Personal Capital allows you to aggregate your entire financial life into one account. All you need to do to see all your accounts in one place is log in to Personal Capital and voila! But it doesn’t stop there. They even automatically classify all your income and expenses for you. You get a FREE and fully AUTOMATED tracking system!

Comments

  1. I think that is all good advice. I would emphasize what you said about making more money, this is difficult but obviously helps solve a lot of problems. Focus on what more you can do at work to advance your career. 2% annual raises are good if you stay in your current job / responsibilities, but the occasional job promotion can be a much more meaningful pay jump.

    The Green Swan

  2. Great advice. The #1 thing that jumped out to me is a $5k CD with student loan debt. Putting that $5k towards paying down the student loan seems obvious to me.

  3. I would go balls to the wall and pay off those student loans ASAP. I also agree with GYFG about raising your income expectations. I would say fuck 2% and think a 100% increase. This will force you to find a new job/career that will explode your earnings potential! Don’t sell yourself short!!

    MDP

    1. Author

      MDP – it’s been a long time.

      Love what you said “Don’t sell yourself short!!”

      Totally agree. I think Chas can do much better on the income side of the equation.

  4. Keep in mind that Chas is in the 25% tax bracket and can deduct all of his student loan interest (about $2,100). That makes his effective student loan tax rate about 4.5%. Still not great, but also not as bad as 6%.

    Given the 25% tax bracket, I’d up my 401K contribution at least another $2-$3K up to the point where all of my income fell into the 15% tax bracket. Since Chas said his income after taxes is about $40K – I’m thinking he has about $2-$3K extra he can put into the 401K. That would be about an extra $250 a month.

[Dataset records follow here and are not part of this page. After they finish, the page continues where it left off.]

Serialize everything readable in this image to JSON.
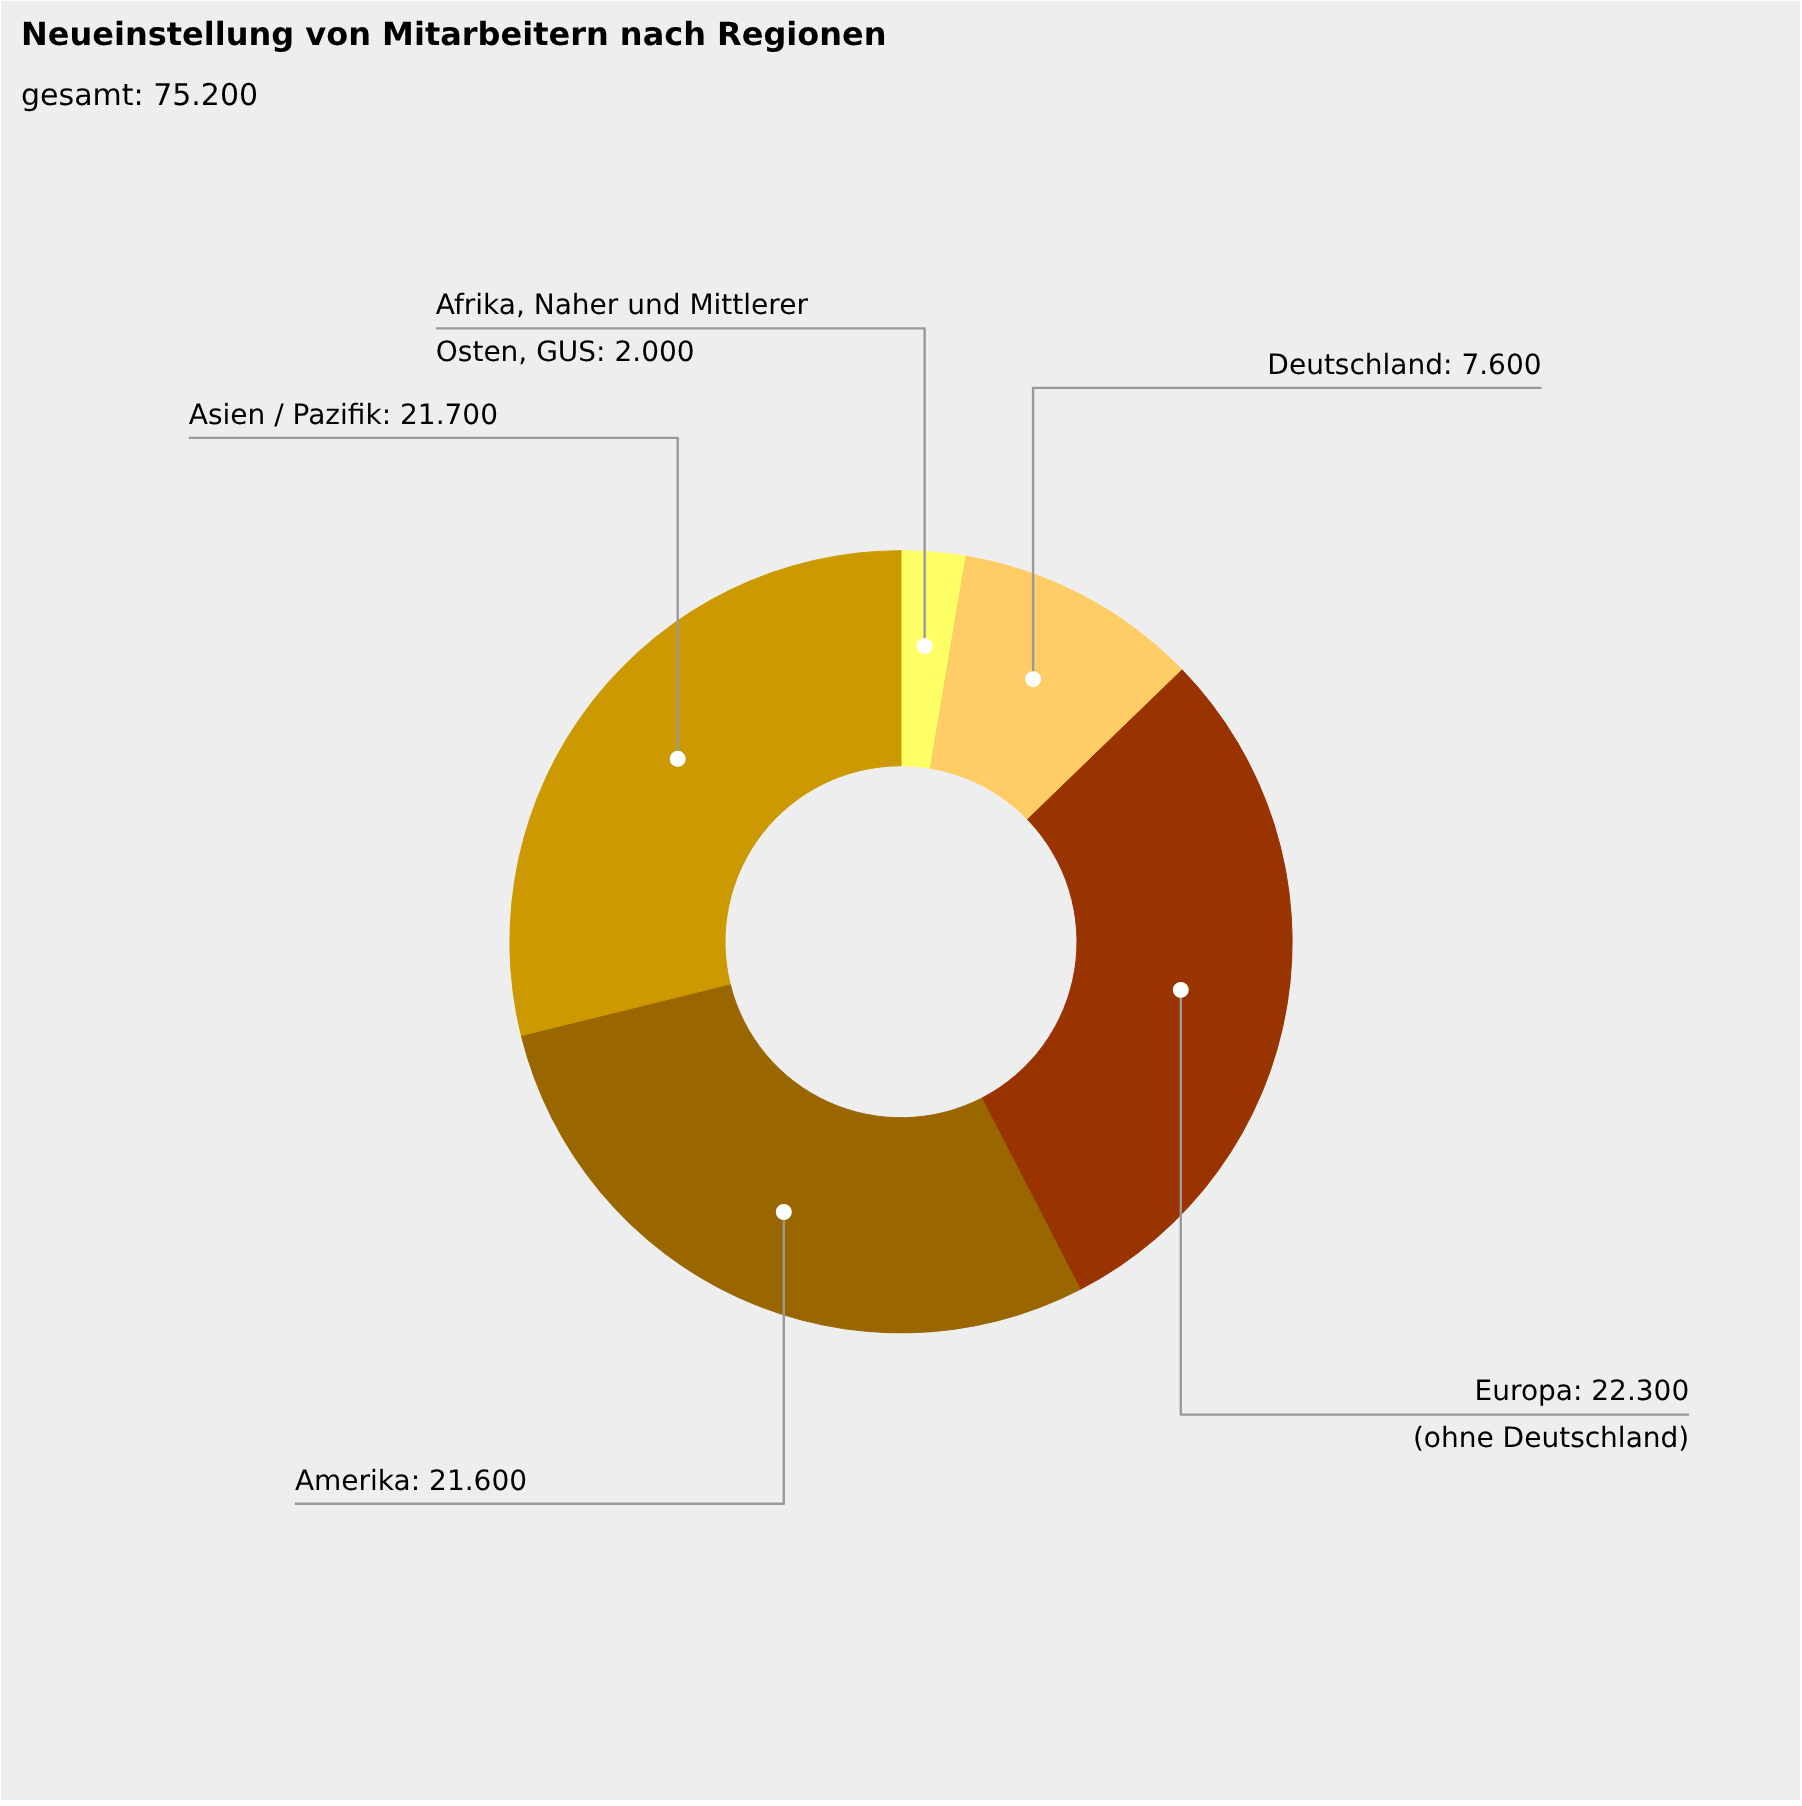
{
  "chart_data": {
    "type": "donut",
    "title": "Neueinstellung von Mitarbeitern nach Regionen",
    "subtitle": "gesamt: 75.200",
    "categories": [
      "Afrika, Naher und Mittlerer\nOsten, GUS: 2.000",
      "Deutschland: 7.600",
      "Europa: 22.300\n(ohne Deutschland)",
      "Amerika: 21.600",
      "Asien / Pazifik: 21.700"
    ],
    "values": [
      2000,
      7600,
      22300,
      21600,
      21700
    ],
    "colors": [
      "#ffff66",
      "#ffcc66",
      "#993300",
      "#996600",
      "#cc9900"
    ]
  }
}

    Otherwise, very good advice from GenYFinanceGuy. You don’t need so much money tied up in the CD and money market. Better to reduce the the student loan debt and work on improving your credit.

  5. Age of 28 is the biggest stat I’m looking at: 1) drop emergency fund to 3-6 months of expenses, 2) open/max Roth IRA for the year, 3) attempt to max 401k if good low cost investment choices like index funds, and maybe draw down cd/mm funds to cover monthly expenses while overloading 401k, 4) set a goal for 15% raise by 2017, 5) max 401k and Roth IRA every year after 6) pay off student loans with any free cash flow once this point.

    Retirement accounts are use it or lose it, while debt can be paid off anytime without limit!

  6. I agree regarding income, especially what “My Dividend Pipeline” said regarding not selling yourself short. At only 28 he shouldn’t be complacent in being at $40,000 a year with a 2% increase. This is the time in life to take some additional risk and increase your compensation.

  7. I noticed the goal of 2.3 million, which at 4% would throw off $92k a year, over twice what he is currently making. I agree with the “finance” advice above, and would encourage Chas to also dig into the “personal” side of personal finance. 28 is still a long ways from 65, and some of his live goals might be within closer reach than he thought.

  8. Love this category and Q&A style, I could see it really taking off although difficult to make sure you’re not giving financial “advice” if that makes sense..

    Couldn’t agree more with what you’ve said though, this all makes sense!